Nursing, Midwifery and Allied Health Professions Research Unit (NMAHP RU), Glasgow Caledonian University, Govan Mbeki Building, Cowcaddens Road, Glasgow, G4 0BX, Scotland.
Health Services Research Unit, University of Aberdeen, 2nd Floor, Health Sciences Building, Foresterhill, Aberdeen, AB25 2ZD, Scotland.
BMC Health Serv Res. 2020 Jun 28;20(1):588. doi: 10.1186/s12913-020-05434-9.
Identifying factors that influence sustained implementation of hospital-based interventions is key to ensuring evidence-based best practice is maintained across the NHS. This study aimed to identify, appraise and synthesise the barriers and facilitators that influenced the delivery of sustained healthcare interventions in a hospital-based setting.
A systematic review reported in accordance with PRISMA. Eight electronic databases were reviewed in addition to a hand search of Implementation Science journal and reference lists of included articles. Two reviewers were used to screen potential abstracts and full text papers against a selection criteria. Study quality was also independently assessed by two reviewers. Barriers and facilitators were extracted and mapped to a consolidated sustainability framework.
Our searching identified 154,757 records. We screened 14,626 abstracts and retrieved 431 full text papers, of which 32 studies met the selection criteria. The majority of studies employed a qualitative design (23/32) and were conducted in the UK (8/32) and the USA (8/32). Interventions or programmes were all multicomponent, with the majority aimed at improving the quality of patient care and/ or safety (22/32). Sustainability was inconsistently reported across 30 studies. Barriers and facilitators were reported in all studies. The key facilitators included a clear accountability of roles and responsibilities (23/32); ensuring the availability of strong leadership and champions advocating the use of the intervention (22/32), and provision of adequate support available at an organisational level (21/32). The most frequently reported barrier to sustainability was inadequate staff resourcing (15/32). Our review also identified the importance of inwards spread and development of the initiative over time, as well as the unpredictability of sustainability and the need for multifaceted approaches.
This review has important implications for practice and research as it increases understanding of the factors that faciliate and hinder intervention sustainability. It also highlights the need for more consistent and complete reporting of sustainability to ensure that lessons learned can be of direct benefit to future implementation of interventions.

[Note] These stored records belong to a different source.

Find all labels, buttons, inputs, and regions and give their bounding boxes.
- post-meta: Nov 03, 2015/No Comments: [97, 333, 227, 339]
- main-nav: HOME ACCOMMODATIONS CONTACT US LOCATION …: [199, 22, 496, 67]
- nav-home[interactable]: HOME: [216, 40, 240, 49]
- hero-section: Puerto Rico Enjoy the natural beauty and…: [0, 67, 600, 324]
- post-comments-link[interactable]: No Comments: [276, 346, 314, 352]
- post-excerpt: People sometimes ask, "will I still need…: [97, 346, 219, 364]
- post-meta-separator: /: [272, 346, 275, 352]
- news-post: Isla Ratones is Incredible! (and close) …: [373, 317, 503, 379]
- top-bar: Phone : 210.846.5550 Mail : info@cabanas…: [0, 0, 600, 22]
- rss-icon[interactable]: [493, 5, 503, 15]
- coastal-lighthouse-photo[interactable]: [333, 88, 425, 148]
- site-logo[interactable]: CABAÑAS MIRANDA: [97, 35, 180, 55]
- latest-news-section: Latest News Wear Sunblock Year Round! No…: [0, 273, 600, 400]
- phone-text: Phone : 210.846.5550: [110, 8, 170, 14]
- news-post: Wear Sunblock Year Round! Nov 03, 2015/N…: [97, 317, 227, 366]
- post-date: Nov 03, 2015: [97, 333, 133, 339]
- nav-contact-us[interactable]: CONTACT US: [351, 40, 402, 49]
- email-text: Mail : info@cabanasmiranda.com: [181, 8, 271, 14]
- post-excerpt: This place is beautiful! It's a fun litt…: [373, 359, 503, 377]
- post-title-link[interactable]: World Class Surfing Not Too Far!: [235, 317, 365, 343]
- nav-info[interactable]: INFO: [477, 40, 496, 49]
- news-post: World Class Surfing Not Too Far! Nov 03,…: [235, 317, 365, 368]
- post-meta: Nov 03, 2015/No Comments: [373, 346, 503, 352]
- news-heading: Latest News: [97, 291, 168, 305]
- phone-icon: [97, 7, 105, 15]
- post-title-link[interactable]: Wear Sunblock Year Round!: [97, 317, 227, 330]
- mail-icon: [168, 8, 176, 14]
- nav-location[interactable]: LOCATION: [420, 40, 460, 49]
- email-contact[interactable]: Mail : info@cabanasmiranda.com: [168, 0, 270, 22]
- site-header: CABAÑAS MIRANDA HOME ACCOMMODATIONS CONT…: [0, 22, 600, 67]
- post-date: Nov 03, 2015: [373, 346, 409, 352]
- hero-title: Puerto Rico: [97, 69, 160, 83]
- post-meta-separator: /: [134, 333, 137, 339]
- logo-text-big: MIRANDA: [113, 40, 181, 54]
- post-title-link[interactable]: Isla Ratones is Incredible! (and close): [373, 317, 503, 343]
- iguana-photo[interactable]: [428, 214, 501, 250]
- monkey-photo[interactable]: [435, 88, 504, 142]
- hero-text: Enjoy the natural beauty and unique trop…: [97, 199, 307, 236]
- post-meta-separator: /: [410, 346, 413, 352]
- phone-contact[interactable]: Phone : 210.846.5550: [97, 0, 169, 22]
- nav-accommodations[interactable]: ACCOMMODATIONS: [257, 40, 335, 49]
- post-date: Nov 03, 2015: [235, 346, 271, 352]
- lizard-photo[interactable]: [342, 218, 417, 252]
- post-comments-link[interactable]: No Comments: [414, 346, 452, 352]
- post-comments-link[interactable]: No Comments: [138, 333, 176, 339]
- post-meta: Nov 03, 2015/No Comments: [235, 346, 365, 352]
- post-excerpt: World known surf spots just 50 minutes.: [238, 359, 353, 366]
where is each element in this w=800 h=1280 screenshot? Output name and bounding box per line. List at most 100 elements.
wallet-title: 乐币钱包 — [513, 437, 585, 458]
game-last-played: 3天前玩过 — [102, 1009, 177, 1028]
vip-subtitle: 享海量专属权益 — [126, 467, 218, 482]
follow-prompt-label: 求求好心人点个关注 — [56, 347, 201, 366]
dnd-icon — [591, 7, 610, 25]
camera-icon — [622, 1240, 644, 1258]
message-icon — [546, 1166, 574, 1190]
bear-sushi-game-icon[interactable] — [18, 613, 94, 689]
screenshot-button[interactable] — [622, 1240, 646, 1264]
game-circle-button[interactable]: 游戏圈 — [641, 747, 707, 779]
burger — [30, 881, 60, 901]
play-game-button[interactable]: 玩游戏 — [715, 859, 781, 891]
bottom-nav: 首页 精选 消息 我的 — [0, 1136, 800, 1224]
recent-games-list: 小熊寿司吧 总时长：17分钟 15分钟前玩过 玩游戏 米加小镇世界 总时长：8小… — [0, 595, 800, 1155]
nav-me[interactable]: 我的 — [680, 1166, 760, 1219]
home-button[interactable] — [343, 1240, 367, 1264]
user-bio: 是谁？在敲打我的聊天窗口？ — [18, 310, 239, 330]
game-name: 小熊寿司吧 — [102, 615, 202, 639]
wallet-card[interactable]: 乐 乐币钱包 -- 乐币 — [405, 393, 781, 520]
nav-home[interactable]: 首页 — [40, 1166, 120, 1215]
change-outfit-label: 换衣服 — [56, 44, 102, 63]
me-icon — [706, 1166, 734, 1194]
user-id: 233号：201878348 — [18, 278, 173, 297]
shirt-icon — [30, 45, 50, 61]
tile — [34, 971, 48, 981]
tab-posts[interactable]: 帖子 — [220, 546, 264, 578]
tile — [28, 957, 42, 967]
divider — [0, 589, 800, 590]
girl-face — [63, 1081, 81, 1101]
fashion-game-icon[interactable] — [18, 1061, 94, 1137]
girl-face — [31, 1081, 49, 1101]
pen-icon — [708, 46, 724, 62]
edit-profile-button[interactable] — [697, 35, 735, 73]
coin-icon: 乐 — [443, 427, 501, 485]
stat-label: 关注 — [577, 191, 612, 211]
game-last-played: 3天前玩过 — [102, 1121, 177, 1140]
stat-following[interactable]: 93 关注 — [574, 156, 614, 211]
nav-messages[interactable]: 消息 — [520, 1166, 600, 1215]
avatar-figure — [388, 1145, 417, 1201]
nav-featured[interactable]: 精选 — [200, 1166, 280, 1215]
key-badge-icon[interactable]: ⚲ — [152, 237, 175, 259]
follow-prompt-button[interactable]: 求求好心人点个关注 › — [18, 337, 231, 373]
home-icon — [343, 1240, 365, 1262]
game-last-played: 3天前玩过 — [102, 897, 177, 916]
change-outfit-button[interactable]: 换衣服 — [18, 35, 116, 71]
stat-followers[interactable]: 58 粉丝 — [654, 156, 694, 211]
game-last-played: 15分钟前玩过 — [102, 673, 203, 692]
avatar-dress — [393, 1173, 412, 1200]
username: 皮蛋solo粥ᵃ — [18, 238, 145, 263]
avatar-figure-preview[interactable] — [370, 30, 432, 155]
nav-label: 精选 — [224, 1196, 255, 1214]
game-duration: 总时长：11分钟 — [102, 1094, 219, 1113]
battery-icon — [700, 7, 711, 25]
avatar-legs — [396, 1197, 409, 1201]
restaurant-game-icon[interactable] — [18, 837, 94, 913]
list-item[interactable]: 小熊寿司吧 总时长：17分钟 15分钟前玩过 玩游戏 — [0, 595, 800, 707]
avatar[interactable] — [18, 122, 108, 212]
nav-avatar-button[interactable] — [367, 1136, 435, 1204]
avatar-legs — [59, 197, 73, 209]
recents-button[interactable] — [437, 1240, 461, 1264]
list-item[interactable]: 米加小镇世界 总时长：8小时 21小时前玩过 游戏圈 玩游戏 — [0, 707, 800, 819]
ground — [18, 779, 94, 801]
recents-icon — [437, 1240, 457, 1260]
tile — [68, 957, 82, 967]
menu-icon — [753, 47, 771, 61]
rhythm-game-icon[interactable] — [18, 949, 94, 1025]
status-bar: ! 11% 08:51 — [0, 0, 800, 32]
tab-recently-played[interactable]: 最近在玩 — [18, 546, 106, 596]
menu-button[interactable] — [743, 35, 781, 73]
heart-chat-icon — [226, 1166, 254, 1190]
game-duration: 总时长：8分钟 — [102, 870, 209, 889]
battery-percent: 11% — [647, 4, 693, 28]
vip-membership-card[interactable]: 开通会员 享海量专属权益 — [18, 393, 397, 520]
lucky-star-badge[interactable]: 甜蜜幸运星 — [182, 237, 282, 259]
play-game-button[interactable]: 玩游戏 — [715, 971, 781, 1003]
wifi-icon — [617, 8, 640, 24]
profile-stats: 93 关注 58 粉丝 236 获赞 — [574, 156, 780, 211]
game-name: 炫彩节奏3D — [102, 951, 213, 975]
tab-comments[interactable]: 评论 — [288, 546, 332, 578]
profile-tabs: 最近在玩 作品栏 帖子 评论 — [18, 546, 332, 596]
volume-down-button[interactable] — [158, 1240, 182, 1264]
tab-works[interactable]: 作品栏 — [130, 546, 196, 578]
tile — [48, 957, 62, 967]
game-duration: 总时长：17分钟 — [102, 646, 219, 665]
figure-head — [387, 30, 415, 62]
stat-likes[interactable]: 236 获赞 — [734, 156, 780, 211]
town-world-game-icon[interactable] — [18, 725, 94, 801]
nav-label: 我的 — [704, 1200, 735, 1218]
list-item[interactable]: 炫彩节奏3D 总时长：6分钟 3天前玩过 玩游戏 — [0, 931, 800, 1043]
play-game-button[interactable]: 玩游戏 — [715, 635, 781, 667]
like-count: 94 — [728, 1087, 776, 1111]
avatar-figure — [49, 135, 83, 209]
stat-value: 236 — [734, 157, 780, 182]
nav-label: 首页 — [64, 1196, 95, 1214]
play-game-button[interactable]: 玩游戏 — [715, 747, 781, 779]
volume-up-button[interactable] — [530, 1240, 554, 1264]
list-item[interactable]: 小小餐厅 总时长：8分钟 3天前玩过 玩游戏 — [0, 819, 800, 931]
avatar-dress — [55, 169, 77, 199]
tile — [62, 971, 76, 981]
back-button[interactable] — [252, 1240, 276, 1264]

The review is registered on PROSPERO ( CRD42017081992 ).
确定影响医院干预措施持续实施的因素是确保在国民保健制度中维持基于证据的最佳实践的关键。本研究旨在确定、评估和综合影响医院环境中持续医疗干预措施提供的障碍和促进因素。
按照 PRISMA 进行系统综述。除了对《实施科学杂志》和纳入文章的参考文献进行手工搜索外,还对 8 个电子数据库进行了审查。两名评审员用于根据选择标准筛选潜在的摘要和全文论文。两名评审员还独立评估了研究质量。提取障碍和促进因素,并将其映射到一个综合的可持续性框架中。
我们的搜索确定了 154757 条记录。我们筛选了 14626 条摘要,并检索了 431 篇全文论文,其中 32 篇符合选择标准。大多数研究采用定性设计(23/32),并在英国(8/32)和美国(8/32)进行。干预措施或方案均为多组分,大多数旨在提高患者护理和/或安全性的质量(22/32)。30 项研究中可持续性的报告不一致。所有研究都报告了障碍和促进因素。主要的促进因素包括明确的角色和责任责任(23/32);确保有强有力的领导和拥护者倡导使用干预措施(22/32),并在组织层面提供足够的支持(21/32)。可持续性的最常报告障碍是人员配备不足(15/32)。我们的审查还确定了随着时间的推移内向传播和倡议发展的重要性,以及可持续性的不可预测性和需要多方面的方法。
本综述对实践和研究具有重要意义,因为它增加了对促进和阻碍干预措施可持续性的因素的理解。它还强调了更一致和完整地报告可持续性的必要性,以确保吸取的经验教训能直接有益于未来干预措施的实施。
该综述已在 PROSPERO(CRD42017081992)上注册。